> I believe this model is outdated, and not suited to the internet age.
> First, because it's so hard to protect your content while at the same
> time making it available (ease of copying is the very essence of this
> medium) ; but most important, because there are better things to do !
>
> A better economic model (a better business plan for your activity) is :
> make money by selling your expertise, your ability to develop new
> content, and *give out* free content as a demonstration of what you can
> do. It's advertising !
[clip]
> Human expertise, unlike computer files, is not easily duplicated ; in
> fact, it's rare, it's precious, it has *value* : it's something people
> will be willing to pay for. Content ? there's gigabytes of it, free,
> on the net, why would I pay for it ?
[this is a robots issue because commercialization is a robots issue.]
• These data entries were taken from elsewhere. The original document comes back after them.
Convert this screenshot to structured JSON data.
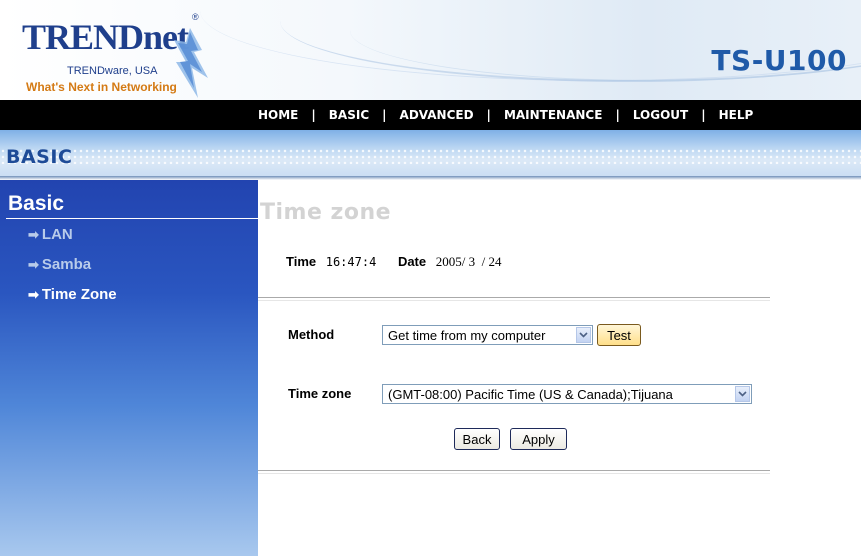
{
  "header": {
    "logo_word": "TRENDnet",
    "logo_reg": "®",
    "logo_subtitle": "TRENDware, USA",
    "logo_tagline": "What's Next in Networking",
    "model": "TS-U100"
  },
  "nav": {
    "items": [
      "HOME",
      "BASIC",
      "ADVANCED",
      "MAINTENANCE",
      "LOGOUT",
      "HELP"
    ],
    "separator": "|"
  },
  "section": {
    "title": "BASIC"
  },
  "sidebar": {
    "title": "Basic",
    "items": [
      {
        "label": "LAN",
        "active": false
      },
      {
        "label": "Samba",
        "active": false
      },
      {
        "label": "Time Zone",
        "active": true
      }
    ],
    "arrow": "➡"
  },
  "main": {
    "title": "Time zone",
    "time_label": "Time",
    "time_value": "16:47:4",
    "date_label": "Date",
    "date_value": "2005/ 3  / 24",
    "method_label": "Method",
    "method_value": "Get time from my computer",
    "test_label": "Test",
    "timezone_label": "Time zone",
    "timezone_value": "(GMT-08:00) Pacific Time (US & Canada);Tijuana",
    "back_label": "Back",
    "apply_label": "Apply"
  },
  "colors": {
    "nav_bg": "#000000",
    "sidebar_top": "#2244b0",
    "brand_blue": "#1f3f8c",
    "model_blue": "#1f5aa8",
    "tagline_orange": "#d47a14"
  },
  "icons": {
    "sidebar_arrow": "right-arrow-icon",
    "dropdown": "chevron-down-icon"
  }
}
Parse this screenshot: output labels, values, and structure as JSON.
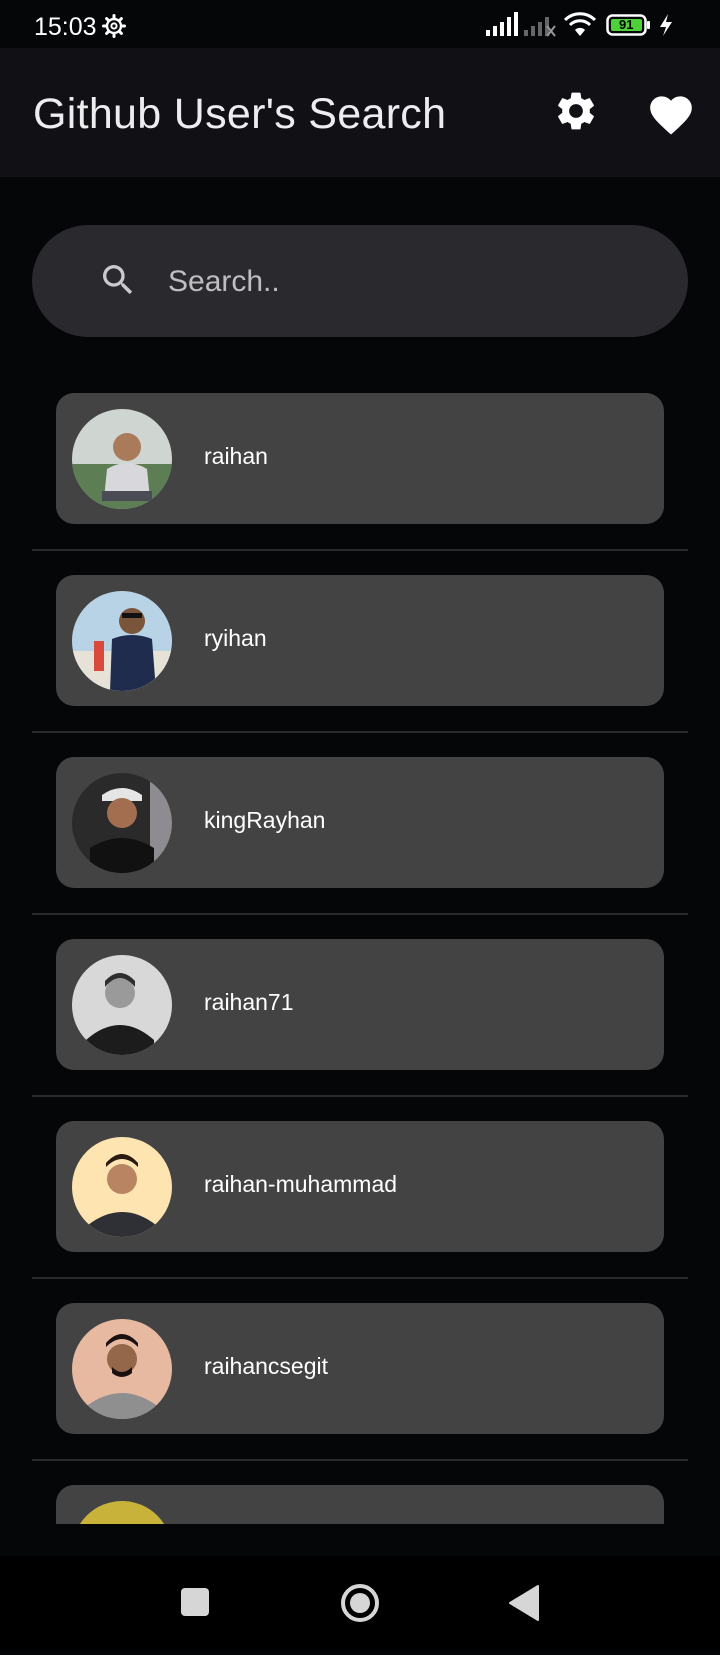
{
  "status_bar": {
    "time": "15:03",
    "battery": "91",
    "icons": [
      "gear-icon",
      "signal-icon",
      "signal-off-icon",
      "wifi-icon",
      "battery-icon",
      "charging-icon"
    ]
  },
  "app_bar": {
    "title": "Github User's Search",
    "actions": [
      "settings-icon",
      "heart-icon"
    ]
  },
  "search": {
    "placeholder": "Search..",
    "value": ""
  },
  "users": [
    {
      "login": "raihan",
      "avatar_bg": "#8fa69a"
    },
    {
      "login": "ryihan",
      "avatar_bg": "#b8cfe0"
    },
    {
      "login": "kingRayhan",
      "avatar_bg": "#2b2a2a"
    },
    {
      "login": "raihan71",
      "avatar_bg": "#d9d9d9"
    },
    {
      "login": "raihan-muhammad",
      "avatar_bg": "#fde4b0"
    },
    {
      "login": "raihancsegit",
      "avatar_bg": "#e6b9a0"
    },
    {
      "login": "",
      "avatar_bg": "#c9b23a"
    }
  ],
  "nav_bar": [
    "recents-icon",
    "home-icon",
    "back-icon"
  ],
  "colors": {
    "background": "#050608",
    "app_bar": "#111015",
    "search_box": "#2a2a2e",
    "card": "#434343",
    "divider": "#2a2b2f",
    "battery_fill": "#4cd137"
  }
}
well, i agree with you partially. i think that the model you describe fits
to labor intensive craftsmanship very well, but there are an infinite
variety of hybrid models which may give away 80% and sell 20% of their
content product on the web. this is easily protected, despite
transferability, as the transfer of commercial web object-products will
obviate their sale only in extreme cases of poorly designed commercial
products.
a web object (as a data base product) that is rapidly changing or growing
is a commercializable product. by implication you end up renting
processing and updating rather than selling some static piece of
information.
static content is not commercializable on the net at least until it is
encrypted, and then only to the degree that people can be chased after when
they explicitly violate a sales agreement by transfering a document and its
key. but then, responsibility for the security of the key ("the nfs
loophole") partially degrades the seeming universality of this kind of
sales agreement.
this is pretty ugly, though, and more likely to generate ill will than
produce a profit. hardcopy publishing is better as something that can be
hardcopy published has a different value-quality than other static content
which one wouldnt hardcopy publish. i'm sure there are exceptions, and
maybe these are the commercializable static content.
in objectbase terms, static content like an image which is presented with
non-static or default information by association is transferable but not a
likely cause for price degradation, eg, to zero, in the product market.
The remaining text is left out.